When a large sheet is folded several times, the inner pages of the signature will be slightly rotated or skewed. This effect, as well as its solution, are both called bottling. It is caused by the large amount of paper in the back margin.
The amount of bottling is determined by:
- the number of cross-folds (folds along both the horizontal and vertical axis). This means that bottling tends to occur more with either large press sheets since these contain more pages and require more folding, or small page sizes since more pages fit on a given press sheet size if they are smaller (once again requiring more folding).
- the thickness of the paper. With a thicker paper stock, pages will bottle more.
- the bindery equipment. Older or less precise folding machines may increase the amount of bottling.
Since bottling occurs with press sheets that are folded a lot, it typically is an issue with jobs printed on large sheetfed or web presses such as books, magazines or catalogs.
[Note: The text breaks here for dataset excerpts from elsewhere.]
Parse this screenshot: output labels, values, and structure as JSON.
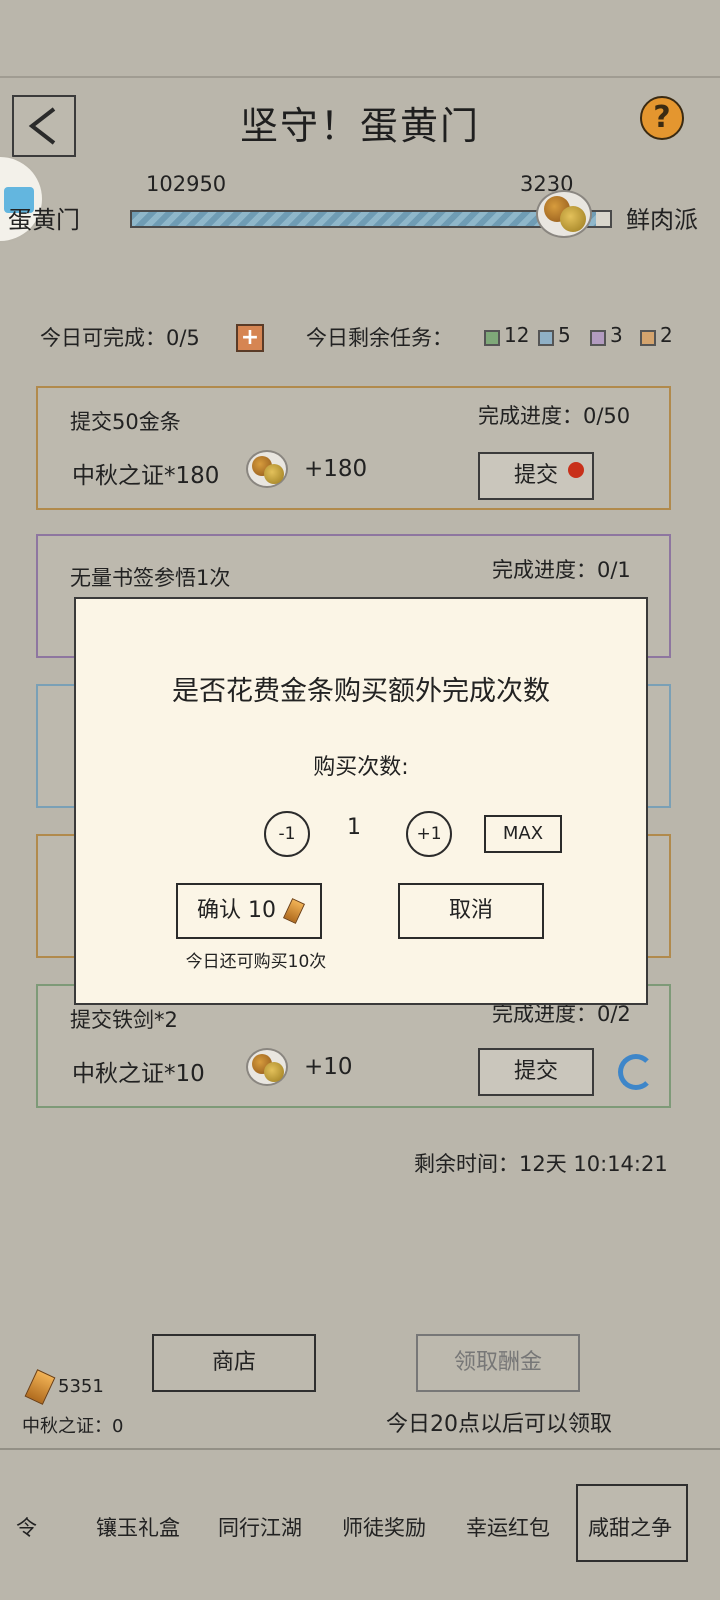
{
  "header": {
    "title": "坚守！蛋黄门",
    "back_icon": "back-arrow-icon",
    "help_label": "?"
  },
  "versus": {
    "left_team": "蛋黄门",
    "right_team": "鲜肉派",
    "left_score": "102950",
    "right_score": "3230",
    "progress_ratio": 0.97
  },
  "daily": {
    "can_complete_label": "今日可完成：",
    "can_complete_value": "0/5",
    "remaining_label": "今日剩余任务：",
    "chips": [
      {
        "count": "12",
        "color": "#7fa979"
      },
      {
        "count": "5",
        "color": "#8fb0c6"
      },
      {
        "count": "3",
        "color": "#b29bbf"
      },
      {
        "count": "2",
        "color": "#d4a46e"
      }
    ]
  },
  "tasks": [
    {
      "name": "提交50金条",
      "progress_label": "完成进度：",
      "progress": "0/50",
      "reward": "中秋之证*180",
      "reward_plus": "+180",
      "button": "提交",
      "border_color": "#b18a4c"
    },
    {
      "name": "无量书签参悟1次",
      "progress_label": "完成进度：",
      "progress": "0/1",
      "border_color": "#8e76a0"
    },
    {
      "name": "提交铁剑*2",
      "progress_label": "完成进度：",
      "progress": "0/2",
      "reward": "中秋之证*10",
      "reward_plus": "+10",
      "button": "提交",
      "border_color": "#7e9a78"
    }
  ],
  "remaining_time": "剩余时间：12天 10:14:21",
  "footer": {
    "gold_amount": "5351",
    "mid_autumn_cert": "中秋之证：0",
    "shop": "商店",
    "claim": "领取酬金",
    "claim_note": "今日20点以后可以领取"
  },
  "tabs": [
    "令",
    "镶玉礼盒",
    "同行江湖",
    "师徒奖励",
    "幸运红包",
    "咸甜之争"
  ],
  "modal": {
    "title": "是否花费金条购买额外完成次数",
    "buy_count_label": "购买次数:",
    "minus": "-1",
    "quantity": "1",
    "plus": "+1",
    "max": "MAX",
    "confirm": "确认 10",
    "cancel": "取消",
    "confirm_note": "今日还可购买10次"
  }
}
Overall it is a niche problem, only affecting a small number of printing companies whose setup and quality requirements require a fix.
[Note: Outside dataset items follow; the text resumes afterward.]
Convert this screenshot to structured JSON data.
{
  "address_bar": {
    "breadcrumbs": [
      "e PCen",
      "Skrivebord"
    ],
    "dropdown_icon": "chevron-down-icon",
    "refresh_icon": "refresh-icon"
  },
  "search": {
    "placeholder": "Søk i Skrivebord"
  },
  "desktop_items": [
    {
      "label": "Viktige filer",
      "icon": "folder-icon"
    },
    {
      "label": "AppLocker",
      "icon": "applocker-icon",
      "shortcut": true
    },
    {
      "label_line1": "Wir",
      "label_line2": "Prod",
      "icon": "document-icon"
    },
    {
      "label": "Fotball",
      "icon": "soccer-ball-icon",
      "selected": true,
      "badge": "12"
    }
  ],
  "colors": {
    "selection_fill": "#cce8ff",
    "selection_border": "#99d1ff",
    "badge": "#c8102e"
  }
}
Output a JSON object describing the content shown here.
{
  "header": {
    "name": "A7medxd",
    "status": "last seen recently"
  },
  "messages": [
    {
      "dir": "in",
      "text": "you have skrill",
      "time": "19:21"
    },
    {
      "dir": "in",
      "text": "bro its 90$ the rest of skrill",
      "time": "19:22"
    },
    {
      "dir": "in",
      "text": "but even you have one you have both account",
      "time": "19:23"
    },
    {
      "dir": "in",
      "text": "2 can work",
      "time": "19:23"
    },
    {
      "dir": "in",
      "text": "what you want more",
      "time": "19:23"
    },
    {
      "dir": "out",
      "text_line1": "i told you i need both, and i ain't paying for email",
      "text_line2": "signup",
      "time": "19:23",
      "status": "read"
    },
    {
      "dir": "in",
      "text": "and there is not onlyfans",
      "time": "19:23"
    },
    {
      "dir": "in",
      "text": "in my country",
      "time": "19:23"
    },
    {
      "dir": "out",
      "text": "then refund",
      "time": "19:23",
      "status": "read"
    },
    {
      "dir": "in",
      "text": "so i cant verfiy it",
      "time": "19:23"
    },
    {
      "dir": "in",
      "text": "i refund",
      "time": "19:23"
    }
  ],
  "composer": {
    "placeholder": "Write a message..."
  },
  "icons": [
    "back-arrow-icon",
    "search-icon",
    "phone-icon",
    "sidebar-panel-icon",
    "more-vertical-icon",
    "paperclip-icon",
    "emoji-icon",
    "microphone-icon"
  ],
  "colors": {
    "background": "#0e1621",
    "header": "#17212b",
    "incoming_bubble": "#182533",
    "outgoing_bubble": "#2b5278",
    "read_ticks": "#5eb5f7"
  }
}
Bottling causes the page content to move slightly in relation to the trimmed page edges. To compensate for this content shift, pages are rotated slightly in the opposite direction within an imposition program.
Kodak Preps and Heidelberg Signastation are among the imposition applications that offer control over bottling.
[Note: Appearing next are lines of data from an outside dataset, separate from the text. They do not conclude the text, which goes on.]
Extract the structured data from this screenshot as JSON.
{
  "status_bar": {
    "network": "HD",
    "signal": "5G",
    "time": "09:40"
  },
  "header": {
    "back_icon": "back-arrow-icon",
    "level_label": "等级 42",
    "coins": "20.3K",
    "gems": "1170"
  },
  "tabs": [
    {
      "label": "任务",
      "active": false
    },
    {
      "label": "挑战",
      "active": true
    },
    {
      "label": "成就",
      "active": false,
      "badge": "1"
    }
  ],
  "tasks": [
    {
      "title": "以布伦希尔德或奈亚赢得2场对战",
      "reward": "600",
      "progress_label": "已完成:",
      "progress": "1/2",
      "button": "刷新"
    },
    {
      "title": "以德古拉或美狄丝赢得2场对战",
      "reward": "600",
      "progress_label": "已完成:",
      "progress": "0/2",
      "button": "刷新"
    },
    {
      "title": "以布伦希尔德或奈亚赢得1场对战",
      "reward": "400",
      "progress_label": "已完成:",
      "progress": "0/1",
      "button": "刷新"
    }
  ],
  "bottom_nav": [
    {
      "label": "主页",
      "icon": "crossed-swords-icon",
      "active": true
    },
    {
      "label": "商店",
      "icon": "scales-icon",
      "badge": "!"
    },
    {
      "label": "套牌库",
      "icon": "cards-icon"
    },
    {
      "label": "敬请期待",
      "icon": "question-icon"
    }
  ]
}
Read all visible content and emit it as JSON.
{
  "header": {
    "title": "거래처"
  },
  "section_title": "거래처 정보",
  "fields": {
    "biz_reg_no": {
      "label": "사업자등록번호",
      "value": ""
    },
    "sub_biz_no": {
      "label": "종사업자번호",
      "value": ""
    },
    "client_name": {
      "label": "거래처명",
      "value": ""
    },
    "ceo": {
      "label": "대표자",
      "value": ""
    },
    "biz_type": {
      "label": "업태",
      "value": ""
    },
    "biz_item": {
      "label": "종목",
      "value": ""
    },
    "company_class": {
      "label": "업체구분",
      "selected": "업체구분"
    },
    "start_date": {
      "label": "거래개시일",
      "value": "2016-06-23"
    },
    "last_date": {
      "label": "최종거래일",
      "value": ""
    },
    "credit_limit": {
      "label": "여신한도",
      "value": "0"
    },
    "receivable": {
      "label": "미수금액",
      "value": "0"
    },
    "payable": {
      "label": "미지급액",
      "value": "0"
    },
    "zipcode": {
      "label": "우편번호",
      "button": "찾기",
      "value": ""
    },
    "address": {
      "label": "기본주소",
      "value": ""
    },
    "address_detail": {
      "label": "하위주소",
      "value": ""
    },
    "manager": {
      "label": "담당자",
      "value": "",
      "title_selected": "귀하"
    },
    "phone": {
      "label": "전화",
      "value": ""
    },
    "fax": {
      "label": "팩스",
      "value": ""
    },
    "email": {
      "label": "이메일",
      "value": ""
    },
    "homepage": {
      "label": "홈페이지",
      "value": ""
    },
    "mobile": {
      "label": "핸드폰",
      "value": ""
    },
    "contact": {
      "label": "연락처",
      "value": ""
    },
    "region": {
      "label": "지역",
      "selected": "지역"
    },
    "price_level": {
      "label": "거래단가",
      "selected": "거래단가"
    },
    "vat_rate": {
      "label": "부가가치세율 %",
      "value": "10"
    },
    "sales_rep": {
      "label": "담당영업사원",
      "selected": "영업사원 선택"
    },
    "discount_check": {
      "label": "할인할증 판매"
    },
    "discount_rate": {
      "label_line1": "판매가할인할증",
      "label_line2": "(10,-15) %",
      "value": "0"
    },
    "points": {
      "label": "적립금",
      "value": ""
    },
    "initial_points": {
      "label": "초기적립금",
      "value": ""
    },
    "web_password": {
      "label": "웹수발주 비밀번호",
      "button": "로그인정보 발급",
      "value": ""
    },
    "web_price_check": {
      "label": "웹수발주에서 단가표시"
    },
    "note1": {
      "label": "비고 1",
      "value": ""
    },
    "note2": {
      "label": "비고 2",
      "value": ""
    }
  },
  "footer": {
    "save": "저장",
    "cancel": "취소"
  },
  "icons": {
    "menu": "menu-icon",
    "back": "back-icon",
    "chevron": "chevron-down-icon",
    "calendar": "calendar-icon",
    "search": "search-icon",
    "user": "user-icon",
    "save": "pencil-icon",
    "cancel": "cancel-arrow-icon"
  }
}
- Ideally the software counter-rotates the inner pages of each signature the most and then lessens the rotation gradually towards the outer pages. The rotation is subtle, for example 0.5 degrees for the inner pages. On a portrait A4 size page that means graphic elements shift around 2.6 millimeters horizontally from top to bottom. In Preps the maximum inclination is 5 degrees. It can be either a positive or negative angle.
- Most applications offer control over the pivot point, the point around which the pages are rotated, such as the top left corner or the page center. The screen capture below shows the five options in Signastation.
Bottling is one of the mechanisms that imposition software offers to transform pages on a signature. The others ones are shingling (or creep) and web growth (also called web stretch or fan out).